Пришел Петр Анисимыч домой, а дома — новое дело. Сазоновна ревмя ревет.
— Ты чего?
— Обобрали.
— Как так?
— Вон погляди! — на расчетную книжку показала.
Поглядел. Таких штрафов написали, что за харчевую лавку и вполовину не расплатиться.
Воспитанница в уголке, напуганная.
— Вытирайте слезы! — приказал Анисимыч. — Али на Морозовых свет клином сошелся? Али мы работать не умеем? До пасхи — рукой подать. Отработаем, и — вольные птицы.
III
Широкая масленица будто обухом по башке, будто снежным заледенелым комом трахнулась и на Зуево, и на Орехово, да ведь не рассыпалась веселой снежной пылью, а так — пришибла, придавила.
Петр Анисимыч праздник справлял у отца в Дубровке, вернулись домой под утро. Разоспался Анисимыч. И стала вдруг ему сниться буря: свистит ветер, крыши оторвались, гремят, дома рассыпаются. Такая карусель мерзкая. Проснулся, головой потряс, а все равно свистит, ревет. Что за чудо? В окошко глянул, а вдоль чугунки несусветная ревущая толпа: зуевские с ореховскими силой меряются.
Наскоро оделся, на крыльцо вышел. А на крыльце тесно от зрителей. Женщины, старики, дети на побоище глядят. Тут как раз Матвей да Ефим, соседи его из молодых, приволокли под рученьки Гаврилу Чирьева. Он хоть теперь и зуевский, а пришел биться за своих, ореховских. В отместку, видать, и шарахнул кто-то его кирпичом по голове. Кровь, — женщины причитать. Тут на крыльце-то Прасковья его стояла, тоже не поленилась, с дитем битву пришла смотреть.
— Тащите Гаврилу ко мне! — сказал ребятам Петр Анисимыч.
А Прасковья на него волчицей:
— Наших бьют, а вы по каморкам отсиживаетесь! Мужики тоже.

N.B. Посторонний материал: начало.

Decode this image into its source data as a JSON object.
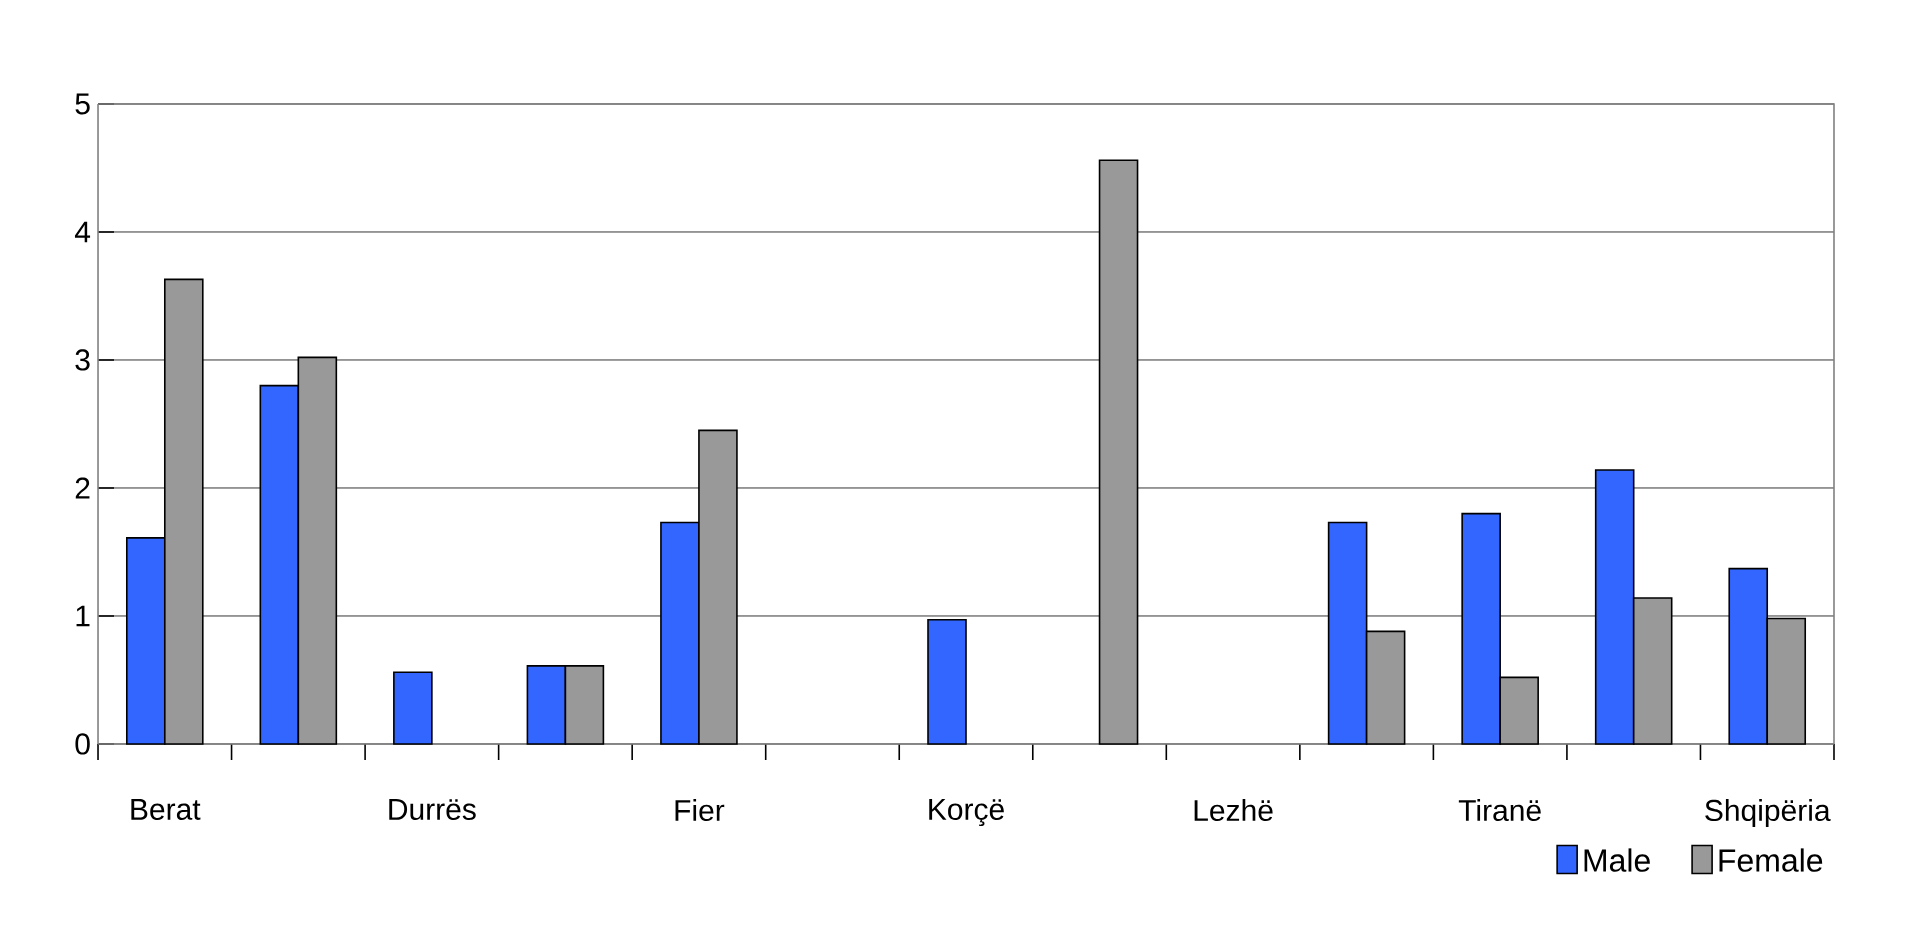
{
  "chart_data": {
    "type": "bar",
    "categories": [
      "Berat",
      null,
      "Durrës",
      null,
      "Fier",
      null,
      "Korçë",
      null,
      "Lezhë",
      null,
      "Tiranë",
      null,
      "Shqipëria"
    ],
    "series": [
      {
        "name": "Male",
        "color": "#3366ff",
        "values": [
          1.61,
          2.8,
          0.56,
          0.61,
          1.73,
          null,
          0.97,
          null,
          null,
          1.73,
          1.8,
          2.14,
          1.37
        ]
      },
      {
        "name": "Female",
        "color": "#999999",
        "values": [
          3.63,
          3.02,
          null,
          0.61,
          2.45,
          null,
          null,
          4.56,
          null,
          0.88,
          0.52,
          1.14,
          0.98
        ]
      }
    ],
    "ylim": [
      0,
      5
    ],
    "yticks": [
      0,
      1,
      2,
      3,
      4,
      5
    ],
    "grid": "y",
    "legend": "bottom right"
  }
}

Да я за Гаврилу передушу проклятых!
Дите кому-то сунула, платок сорвала — ив бой. Женщины ее перехватили, и все на Моисеенко глядят. Как будто это он Гаврилу по башке угостил. Да и Матвей с Ефимом на него воззрились: это как же, такой крепкий мужик от битвы в стороне и за своего, казарменного, не бежит тотчас головы врагам отворачивать.

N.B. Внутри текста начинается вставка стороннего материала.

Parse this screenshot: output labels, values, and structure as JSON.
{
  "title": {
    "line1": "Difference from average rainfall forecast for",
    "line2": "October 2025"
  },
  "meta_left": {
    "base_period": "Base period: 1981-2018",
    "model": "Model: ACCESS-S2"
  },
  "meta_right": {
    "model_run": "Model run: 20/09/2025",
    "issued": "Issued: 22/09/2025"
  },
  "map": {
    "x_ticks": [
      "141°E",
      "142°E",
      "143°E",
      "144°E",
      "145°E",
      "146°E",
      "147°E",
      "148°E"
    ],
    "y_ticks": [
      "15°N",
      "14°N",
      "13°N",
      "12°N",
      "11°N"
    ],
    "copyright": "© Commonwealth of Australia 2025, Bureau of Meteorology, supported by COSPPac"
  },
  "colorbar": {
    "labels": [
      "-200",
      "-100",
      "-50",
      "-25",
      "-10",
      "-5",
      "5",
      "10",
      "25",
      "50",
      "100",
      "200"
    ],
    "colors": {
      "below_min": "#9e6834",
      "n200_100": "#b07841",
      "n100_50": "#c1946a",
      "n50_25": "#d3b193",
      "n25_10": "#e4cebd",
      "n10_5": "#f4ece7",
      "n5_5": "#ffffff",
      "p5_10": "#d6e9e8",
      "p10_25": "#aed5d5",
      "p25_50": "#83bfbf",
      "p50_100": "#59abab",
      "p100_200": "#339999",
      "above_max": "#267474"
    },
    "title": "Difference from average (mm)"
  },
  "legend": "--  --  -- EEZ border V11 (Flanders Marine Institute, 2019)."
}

А на чугунке страсть что делается. Поезд идет, а драчунам и дела нет. Машинист — на тормоза, паровоз оборался, пар, шип. Трели кондукторских дудок, жандармы в свистки свистят, а драчуны месят друг друга. Не подойти к ним и объехать невозможно. Зуевцы ореховцев через дорогу теснят.
Петр Анисимыч сделал Гавриле перевязку. Опять на крыльцо вышел, а там уже бабы-патриотки порты напялили и товарок ждут, чтоб на помощь мужикам своим идти. Делать нечего, надо драться, не то «позорить» будут на весь город. Кинулся Анисимыч во главе бабьего отряда к железной дороге. Ореховцы увидали, что помощь идет, поднатужились, а зуевцы в замешательство пришли, подались за линию. Тут поезд тронулся и разделил армии. Жандармы с шашками наголо вдоль линии побежали. За первым поездом сразу второй, товарняк. Бойцы и поостыли. Кто кровь из носу унимает, кого отхаживают, кого водой отливают. Ну, а кому слава и почет.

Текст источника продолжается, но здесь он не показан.